DC United was the toast of the league in the beginning. The team won three MLS Cups in the first four years and boasted stars like Jeff Agoos, Eddie Pope, Marco Etcheverry and Jaime Moreno. The successful coaches, Bruce Arena, and even some less successful ones, Ray Hudson, became names among the American soccer community.  However, as the league grew their flagship team stagnated. Still playing at the RFK Stadium and setting records for futility seemingly every other year, the Black And Red have been surpassed in almost every way, with Sporting Kansas City, Houston, Los Angeles, and yes even the publicly hated New York Red Bulls tasting success.

This year, however, the team has changed. They still play at the RFK and only receive partial revenues from the venue, and they still are not signing big name international stars to major contracts. But DC United currently sits two points off the Supporters Shield lead this week, after a 4-2 drubbing of Colorado on Sunday. Unlike Portland they are not doing it with a more modern beautiful brand of football, and unlike Seattle they are not doing it with major stars. Instead, the team is relying on the style that has always worked in MLS, and this is a big problem for the league.

The team’s play starts at the top with coach Ben Olsen, a man who defined the U.S. style in the late 1990s and early 2000s.  Aggressive and physical, but smart. Olsen has his team playing a conservative style that harkens back to when he played for the Black And Red.  Especially on the road, his team will absorb pressure from their opponents and then use their speed on the wings to spring a counter attack. While not exactly a dogged Stoke City approach under former manager Tony Pulis, it does contrasts with the beautiful game shown on national television in the Cascadia Cup, for example.

DC is also not the only team that plays with this style, but some of their players are absolute magnets for the physical side of the game.
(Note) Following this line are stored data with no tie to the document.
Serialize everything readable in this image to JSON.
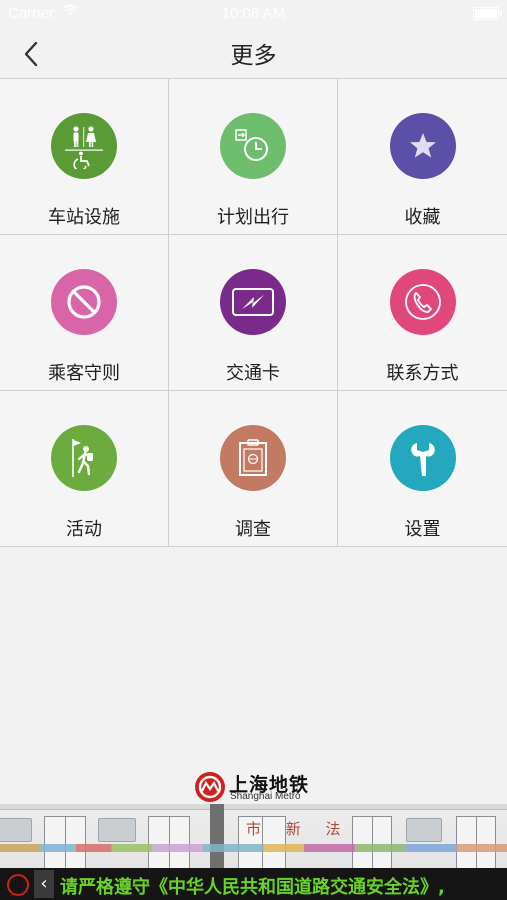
{
  "status_bar": {
    "carrier": "Carrier",
    "time": "10:08 AM"
  },
  "nav": {
    "title": "更多"
  },
  "items": [
    {
      "label": "车站设施",
      "icon": "restroom-accessibility-icon",
      "color": "#5a9b35"
    },
    {
      "label": "计划出行",
      "icon": "plan-clock-icon",
      "color": "#6dbd6d"
    },
    {
      "label": "收藏",
      "icon": "star-icon",
      "color": "#5c4fa8"
    },
    {
      "label": "乘客守则",
      "icon": "prohibited-icon",
      "color": "#d965a9"
    },
    {
      "label": "交通卡",
      "icon": "transit-card-icon",
      "color": "#7a2a8a"
    },
    {
      "label": "联系方式",
      "icon": "phone-icon",
      "color": "#e0487a"
    },
    {
      "label": "活动",
      "icon": "hiker-flag-icon",
      "color": "#6cab3e"
    },
    {
      "label": "调查",
      "icon": "clipboard-survey-icon",
      "color": "#c27a63"
    },
    {
      "label": "设置",
      "icon": "wrench-icon",
      "color": "#23a8bd"
    }
  ],
  "footer": {
    "logo_cn": "上海地铁",
    "logo_en": "Shanghai Metro",
    "train_text": "市 新 法",
    "ticker": "请严格遵守《中华人民共和国道路交通安全法》,"
  }
}
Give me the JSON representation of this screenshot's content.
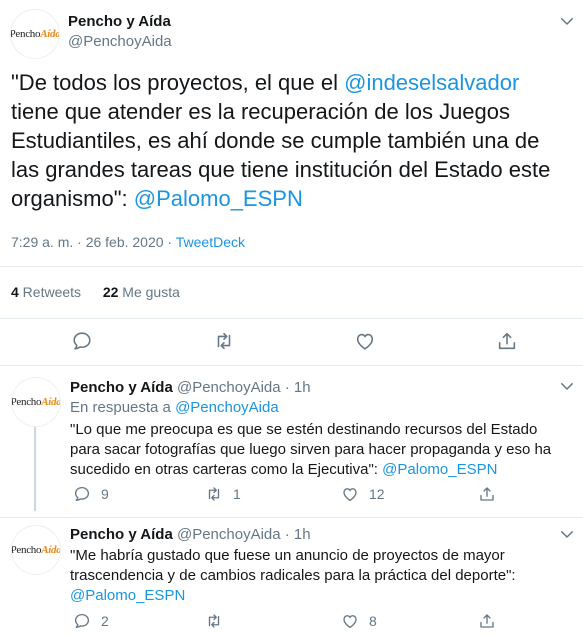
{
  "main_tweet": {
    "avatar_logo": {
      "part1": "Pencho",
      "part2": "Aída"
    },
    "name": "Pencho y Aída",
    "handle": "@PenchoyAida",
    "text_1": "\"De todos los proyectos, el que el ",
    "mention_1": "@indeselsalvador",
    "text_2": " tiene que atender es la recuperación de los Juegos Estudiantiles, es ahí donde se cumple también una de las grandes tareas que tiene institución del Estado este organismo\": ",
    "mention_2": "@Palomo_ESPN",
    "time": "7:29 a. m. · 26 feb. 2020 · ",
    "source": "TweetDeck",
    "retweets_count": "4",
    "retweets_label": " Retweets",
    "likes_count": "22",
    "likes_label": " Me gusta"
  },
  "replies": [
    {
      "name": "Pencho y Aída",
      "handle_time": " @PenchoyAida · 1h",
      "in_reply_label": "En respuesta a ",
      "in_reply_handle": "@PenchoyAida",
      "text": "\"Lo que me preocupa es que se estén destinando recursos del Estado para sacar fotografías que luego sirven para hacer propaganda y eso ha sucedido en otras carteras como la Ejecutiva\": ",
      "mention": "@Palomo_ESPN",
      "replies_count": "9",
      "retweets_count": "1",
      "likes_count": "12"
    },
    {
      "name": "Pencho y Aída",
      "handle_time": " @PenchoyAida · 1h",
      "text": "\"Me habría gustado que fuese un anuncio de proyectos de mayor trascendencia y de cambios radicales para la práctica del deporte\": ",
      "mention": "@Palomo_ESPN",
      "replies_count": "2",
      "retweets_count": "",
      "likes_count": "8"
    }
  ],
  "icons": {
    "reply": "speech-bubble-icon",
    "retweet": "retweet-arrows-icon",
    "like": "heart-icon",
    "share": "share-upload-icon",
    "more": "chevron-down-icon"
  },
  "colors": {
    "link": "#1b95e0",
    "secondary": "#657786",
    "divider": "#e6ecf0",
    "logo_accent": "#e88a1a"
  }
}
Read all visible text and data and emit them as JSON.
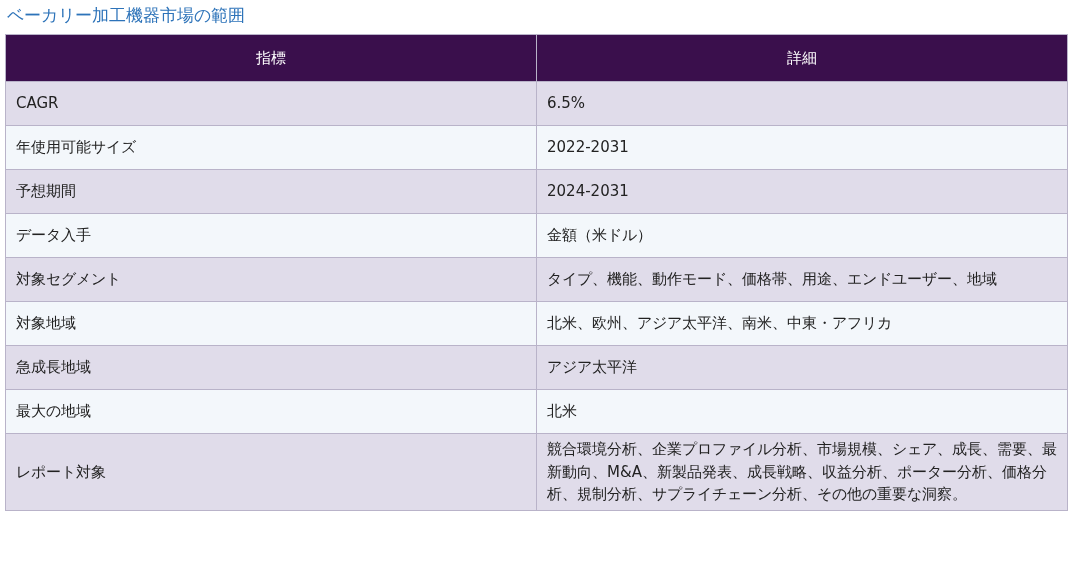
{
  "title": "ベーカリー加工機器市場の範囲",
  "table": {
    "columns": [
      "指標",
      "詳細"
    ],
    "rows": [
      {
        "cells": [
          "CAGR",
          "6.5%"
        ]
      },
      {
        "cells": [
          "年使用可能サイズ",
          "2022-2031"
        ]
      },
      {
        "cells": [
          "予想期間",
          "2024-2031"
        ]
      },
      {
        "cells": [
          "データ入手",
          "金額（米ドル）"
        ]
      },
      {
        "cells": [
          "対象セグメント",
          "タイプ、機能、動作モード、価格帯、用途、エンドユーザー、地域"
        ]
      },
      {
        "cells": [
          "対象地域",
          "北米、欧州、アジア太平洋、南米、中東・アフリカ"
        ]
      },
      {
        "cells": [
          "急成長地域",
          "アジア太平洋"
        ]
      },
      {
        "cells": [
          "最大の地域",
          "北米"
        ]
      },
      {
        "cells": [
          "レポート対象",
          "競合環境分析、企業プロファイル分析、市場規模、シェア、成長、需要、最新動向、M&A、新製品発表、成長戦略、収益分析、ポーター分析、価格分析、規制分析、サプライチェーン分析、その他の重要な洞察。"
        ]
      }
    ]
  }
}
Fabian Espindola and Eddie Johnson, fairly or unfairly, both have been suspended for on-the-field antics. Perry Kitchen, while still a rising star, has been a league leader in yellow cards. And Bobby Boswell, the self described ‘snot-nosed kid’, is as old school as it gets. This does not suggest that the team is not talented – quite the opposite. This style works because of the skill they have in key positions. Bill Hamid has truly blossomed in goal and could finally be living up to the enormous potential we’ve long anticipated. Couple that with the duo of Chris Rolfe and Espindola you have yourself a dangerous attack.

DC will have to survive a brutal stretch which sees them play at Kansas City and LA before hosting the Red Bulls. If they weather the storm, then are still in the title race and MLS executives will again be faced with a familiar predicament – physical side thwarting the opposition through defensive means and triumphing over highly-fancied teams in the playoff race and into the playoffs itself. For a league trying to distance itself from the days of ugly play in MLS 2.0, this could be a problem.

If DC United continues to win, can the new era of MLS truly be here?